Inflation is the buzz on Wall Street this week. The consumer price index recently topped 2% for the first time since late 2012. To be clear, that's still very low. If you are a middle-aged American like me, inflation is lower than it's been for most for your entire life.
Fed chair Janet Yellen says she's not concerned about inflation yet—she calls the data "noisy." Money's Paul Lim has a deeper dive into that data and why the Fed isn't raising rates here.
But maybe you are scratching your head about Yellen's calm. You can certainly feel a pinch on regular shopping trips. Meat prices are through the roof. And now there's even news that Starbucks will be charging more for your morning caffeine fix.
Part of the issue is that we probably notice what's gone up more than what's down. (The news media sure does.) There's always something on the consumer price index spiking up. But then there's usually stuff getting cheaper, too. The past year has seen a decline in the prices of bread, peanut butter and bananas. Furniture and appliances are cheaper. And men's clothes cost less (but not women's, oddly). Kids' toys, televisions, and computers are bargains compared to last year. No, you can't live just munching on PB&B sandwiches in front your new laptop (you shouldn't, anyway)—even so, add all those little items up and they do count as important part of your cost of living.
More important, though, is that the Fed keeps its eye not just on prices but on what's driving them. If coffee prices shoot up because of a drought in Brazil, you may feel a squeeze in your budget, but that's not the broad inflation the Fed worries about. The classic driver of broadly rising prices is higher wages.
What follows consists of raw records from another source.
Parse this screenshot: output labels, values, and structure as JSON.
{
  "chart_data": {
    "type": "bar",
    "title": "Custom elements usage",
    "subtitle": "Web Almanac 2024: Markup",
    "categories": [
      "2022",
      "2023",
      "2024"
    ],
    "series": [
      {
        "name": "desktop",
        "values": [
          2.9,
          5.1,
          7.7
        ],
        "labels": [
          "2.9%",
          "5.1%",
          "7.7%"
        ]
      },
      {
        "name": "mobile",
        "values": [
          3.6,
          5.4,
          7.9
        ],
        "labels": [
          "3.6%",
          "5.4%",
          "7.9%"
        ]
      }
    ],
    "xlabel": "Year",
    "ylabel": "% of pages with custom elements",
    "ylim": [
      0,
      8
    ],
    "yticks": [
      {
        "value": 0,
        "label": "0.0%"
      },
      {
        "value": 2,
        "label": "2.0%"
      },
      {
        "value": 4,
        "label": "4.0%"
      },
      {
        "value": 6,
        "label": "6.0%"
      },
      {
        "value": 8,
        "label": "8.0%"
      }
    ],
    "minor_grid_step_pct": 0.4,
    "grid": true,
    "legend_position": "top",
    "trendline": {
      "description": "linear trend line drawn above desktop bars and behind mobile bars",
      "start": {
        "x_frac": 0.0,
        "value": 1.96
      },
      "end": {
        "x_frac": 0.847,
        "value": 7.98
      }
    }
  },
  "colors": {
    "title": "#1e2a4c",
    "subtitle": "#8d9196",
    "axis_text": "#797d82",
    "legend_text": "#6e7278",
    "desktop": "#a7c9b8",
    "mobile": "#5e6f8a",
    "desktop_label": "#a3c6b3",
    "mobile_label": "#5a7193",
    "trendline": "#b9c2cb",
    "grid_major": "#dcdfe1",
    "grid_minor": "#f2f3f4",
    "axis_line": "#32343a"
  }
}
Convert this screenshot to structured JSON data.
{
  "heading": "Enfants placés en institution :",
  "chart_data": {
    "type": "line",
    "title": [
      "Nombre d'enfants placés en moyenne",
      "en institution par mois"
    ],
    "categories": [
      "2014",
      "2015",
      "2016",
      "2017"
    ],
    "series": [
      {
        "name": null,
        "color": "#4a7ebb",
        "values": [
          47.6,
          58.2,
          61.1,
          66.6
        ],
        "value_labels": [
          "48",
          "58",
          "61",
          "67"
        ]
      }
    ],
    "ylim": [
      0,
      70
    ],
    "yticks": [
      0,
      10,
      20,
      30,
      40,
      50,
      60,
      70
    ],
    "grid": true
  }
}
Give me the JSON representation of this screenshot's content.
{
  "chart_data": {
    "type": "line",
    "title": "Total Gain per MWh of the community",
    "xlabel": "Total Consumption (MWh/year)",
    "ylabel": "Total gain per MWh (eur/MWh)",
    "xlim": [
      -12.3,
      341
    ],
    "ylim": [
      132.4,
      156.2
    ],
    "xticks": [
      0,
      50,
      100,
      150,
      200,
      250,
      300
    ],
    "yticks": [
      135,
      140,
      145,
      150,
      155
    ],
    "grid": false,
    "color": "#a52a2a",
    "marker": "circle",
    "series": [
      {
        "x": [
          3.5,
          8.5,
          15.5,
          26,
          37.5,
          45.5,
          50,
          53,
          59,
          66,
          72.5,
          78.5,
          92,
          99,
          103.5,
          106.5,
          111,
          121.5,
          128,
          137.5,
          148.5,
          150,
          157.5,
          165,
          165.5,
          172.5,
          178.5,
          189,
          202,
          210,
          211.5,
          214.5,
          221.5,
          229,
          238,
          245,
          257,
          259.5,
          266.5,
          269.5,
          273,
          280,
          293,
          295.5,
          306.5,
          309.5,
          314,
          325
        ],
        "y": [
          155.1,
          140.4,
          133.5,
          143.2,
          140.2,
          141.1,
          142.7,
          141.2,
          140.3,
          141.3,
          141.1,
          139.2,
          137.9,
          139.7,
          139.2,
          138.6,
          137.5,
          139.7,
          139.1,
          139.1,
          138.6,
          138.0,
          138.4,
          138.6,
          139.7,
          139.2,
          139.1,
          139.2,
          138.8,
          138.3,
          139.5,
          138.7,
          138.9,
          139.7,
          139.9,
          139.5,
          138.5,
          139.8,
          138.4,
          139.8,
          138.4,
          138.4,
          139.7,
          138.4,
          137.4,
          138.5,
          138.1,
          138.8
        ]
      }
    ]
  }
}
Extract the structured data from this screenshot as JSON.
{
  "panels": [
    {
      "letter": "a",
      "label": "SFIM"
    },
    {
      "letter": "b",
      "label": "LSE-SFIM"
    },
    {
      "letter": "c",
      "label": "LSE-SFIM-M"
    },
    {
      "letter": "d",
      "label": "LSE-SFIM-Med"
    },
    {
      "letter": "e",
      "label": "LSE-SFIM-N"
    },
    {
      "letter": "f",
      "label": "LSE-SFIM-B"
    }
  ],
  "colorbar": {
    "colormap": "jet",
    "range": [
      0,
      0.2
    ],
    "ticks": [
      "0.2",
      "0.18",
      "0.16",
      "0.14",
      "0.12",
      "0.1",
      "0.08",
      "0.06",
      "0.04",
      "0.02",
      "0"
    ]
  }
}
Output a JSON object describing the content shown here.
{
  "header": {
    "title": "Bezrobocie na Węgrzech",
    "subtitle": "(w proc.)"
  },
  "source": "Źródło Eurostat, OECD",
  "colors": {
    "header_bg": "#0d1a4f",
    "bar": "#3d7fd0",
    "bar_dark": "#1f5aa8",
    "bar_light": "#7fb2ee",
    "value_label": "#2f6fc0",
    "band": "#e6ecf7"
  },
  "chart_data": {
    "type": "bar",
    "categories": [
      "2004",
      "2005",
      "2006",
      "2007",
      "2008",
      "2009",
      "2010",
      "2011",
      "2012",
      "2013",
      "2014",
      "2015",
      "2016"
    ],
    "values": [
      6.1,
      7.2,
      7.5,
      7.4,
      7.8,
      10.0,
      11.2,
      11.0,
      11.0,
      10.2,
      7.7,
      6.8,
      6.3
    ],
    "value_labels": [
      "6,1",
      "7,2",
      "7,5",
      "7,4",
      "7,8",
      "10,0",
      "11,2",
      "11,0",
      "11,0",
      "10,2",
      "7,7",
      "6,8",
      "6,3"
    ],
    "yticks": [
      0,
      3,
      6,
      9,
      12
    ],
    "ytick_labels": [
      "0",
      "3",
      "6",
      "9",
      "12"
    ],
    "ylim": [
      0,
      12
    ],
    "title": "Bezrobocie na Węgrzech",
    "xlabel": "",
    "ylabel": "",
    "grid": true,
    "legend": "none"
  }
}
When you and I are able to get more pay, we spend more. That increase in demand makes it possible for companies to raise their prices. Then workers start looking for even higher pay to catch up to rising prices, and so on. As economist and Fed watcher Tim Duy notes in his takedown of "inflation hysteria" here, "If inflation accelerates while wage growth remains stagnant, demand will soften and so too will any incipient price pressures."
And how is wage growth looking? Better, but not exactly on fire.
Workers are just about staying ahead of prices, a little, and their real wages aren't keeping up with productivity gains. And that's for the ones with jobs: Unemployment remains on the high side, with lots of people missing from the labor force too.
The Fed will start worrying about price spikes, in short, when wages start moving too. That the Fed will wait to quash higher prices until you're getting paid more sounds a little perverse. But the alternative—jacking up interest rates and throwing people out of work every time hamburger gets more expensive—would be a lot nastier.